Advertisement
Book Review Free access | 10.1172/JCI57171
American Cancer Society, Atlanta, Georgia, USA. E-mail: Len.Lichtenfeld@cancer.org
Find articles by Lichtenfeld, L. in: JCI | PubMed | Google Scholar
Published August 1, 2011 - More info
H. Gilbert Welch, Lisa M. Schwartz, and Steve Woloshin. Beacon Press. Boston, Massachusetts, USA. 2011. 248 pp. $24.95. ISBN: 978-0-807-02200-9 (hardcover).
“Primum non nocere.” I first heard those words very early in my medical school experience. “First do no harm” became a guiding principle during my professional career and, I hope, served me and my patients well. I quickly learned there was a lot we could do for our patients, but it was much more important to know what we should do for our patients to improve their health.
Time has moved on, and so have the effectiveness and risks of our treatments and our technologies. There is now a robust market for improving technology, for inventing the next great test, for making the next big machine. Perhaps now, more than ever, it is time to raise our collective consciousness and ask whether what we can do to our patients truly improves their health or their quality of life. That, to me, is the central tenet of Gilbert Welch’s recently published Overdiagnosed.
Skillfully and carefully, in words that the educated layperson can understand, Welch lays out the premise that our technology and our treatments have taken us places that have provided effective treatments for some, but may be causing harm to others. We have entered an era in which we can find diseases and illnesses in many more people — thus giving them a lifetime of “illness” — but it is not clear that, by making everyone a patient, we are necessarily improving their health.
The author is careful to point out that for those who have serious medical problems, such as significantly elevated blood pressure, blood glucose levels, or cholesterol, medicines have been proven through clinical trials to be effective in preventing their chronic diseases’ frequent and dire consequences. But as we have moved the diagnostic thresholds lower and lower, we tend to bring many more people into the fold of patienthood with diseases that demand treatment according to guidelines and/or current practice standards, without understanding or contemplating that the marginal benefit may in fact be very marginal.
Welch also correctly and appropriately highlights that there are many circumstances in which the medical evidence of benefit doesn’t support the clinical use of a test or procedure, yet custom demands that it be done, lest a poor outcome be blamed on the physician or other health professional, and substantial damages awarded in the inevitable malpractice case. A notable example is fetal monitoring during the delivery of pregnant women.
He provides several examples from his own practice and life experience that buttress the central message of the book: that sometimes the treatment can be worse than the disease. I suspect many primary care health professionals can relate to the examples he offers, since they have had similar experiences with their patients, their families, or themselves.
As Welch points out, our technology has implications we physicians frequently don’t take into account, such as diagnosing someone with a disease that then prevents them from getting health insurance or interferes with their prospects for employment. And although the medical community may not consider or even be aware of these consequences, they are very real problems in the very real world we live in.
The author writes at length that we screen for various diseases without solid evidence that such screening in fact saves lives, a prime example being the PSA test to screen for prostate cancer. Well explained in the book is the premise that there is a lack of evidence that this test saves lives from prostate cancer, but there can be real damage and substantial cost associated with treating this disease in men for whom it may never affect their health or their survival. The ranks of prostate cancer survivors are many, and they are frequently convinced that the PSA test saved their lives. They ignore (or are not aware of) the fact that the PSA test may be a random walk, given that many men have prostate cancer with a normal PSA, many men have an elevated PSA without prostate cancer, and some men have prostate cancer diagnosed early with the PSA test, yet go on to develop metastatic disease years later.

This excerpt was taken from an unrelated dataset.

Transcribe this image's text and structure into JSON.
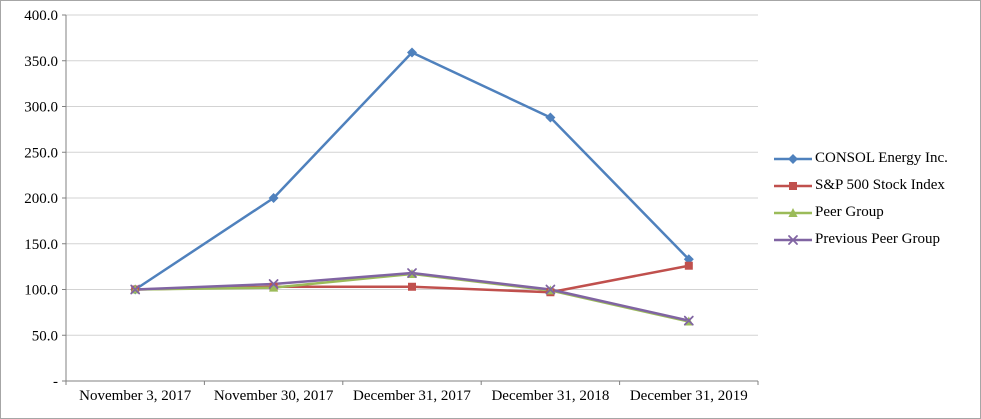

Unfortunately, there are many health professionals not well versed on the issues outlined in Overdiagnosed, such as the practical implications of the difference between absolute and relative risk, and there aren’t many patients who wish to delve into those issues before they decide to have a test or procedure. The inevitable result is that much of what we do will become fairly standard and measured as we build more expectations into our electronic medical record systems.

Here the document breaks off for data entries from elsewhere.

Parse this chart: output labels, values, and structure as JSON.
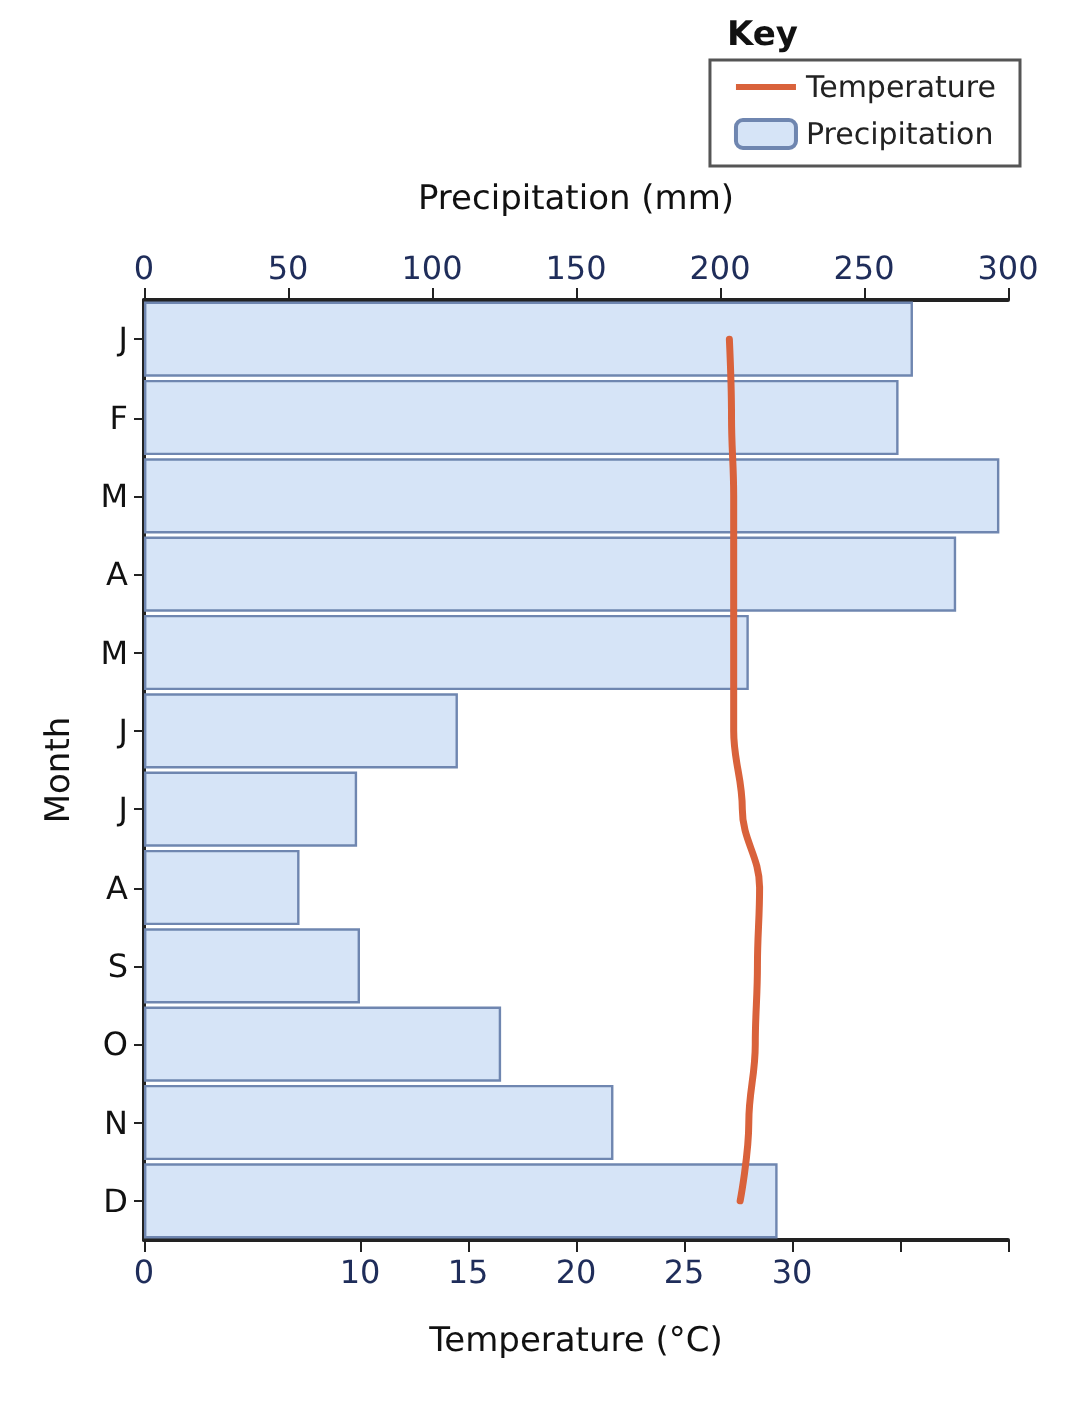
{
  "chart_data": {
    "type": "bar",
    "orientation": "horizontal",
    "categories": [
      "J",
      "F",
      "M",
      "A",
      "M",
      "J",
      "J",
      "A",
      "S",
      "O",
      "N",
      "D"
    ],
    "xlabel": "Temperature (°C)",
    "x2label": "Precipitation (mm)",
    "ylabel": "Month",
    "xlim": [
      0,
      40
    ],
    "xticks": [
      0,
      10,
      15,
      20,
      25,
      30,
      {
        "value": 35,
        "label": null
      },
      {
        "value": 40,
        "label": null
      }
    ],
    "x2lim": [
      0,
      300
    ],
    "x2ticks": [
      0,
      50,
      100,
      150,
      200,
      250,
      300
    ],
    "legend_title": "Key",
    "legend": "top right",
    "grid": false,
    "marker": "none",
    "series": [
      {
        "name": "Temperature",
        "type": "line",
        "color": "#d9623b",
        "values": [
          27.1,
          27.2,
          27.3,
          27.3,
          27.3,
          27.3,
          27.7,
          28.5,
          28.4,
          28.3,
          28.0,
          27.6
        ]
      },
      {
        "name": "Precipitation",
        "type": "bar",
        "axis": "x2",
        "color": "#d6e4f7",
        "values": [
          267,
          262,
          297,
          282,
          210,
          109,
          74,
          54,
          75,
          124,
          163,
          220
        ]
      }
    ]
  }
}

If we are ever going to resolve these issues, we must take a step back from our infatuation with technology and our belief that finding and treating every abnormality early is always a good thing and is going to improve the health of our population. We are going to have to accept the reality that every decision we make and everything we do will not result in a perfect outcome, especially when the actual chances of benefit are in fact quite negligible.
Welch does us all a service by providing a highly readable, interesting book underscoring the point that although “First do no harm” may be tried and true, that doesn’t make it any less valuable in guiding us to improve the health of those we serve.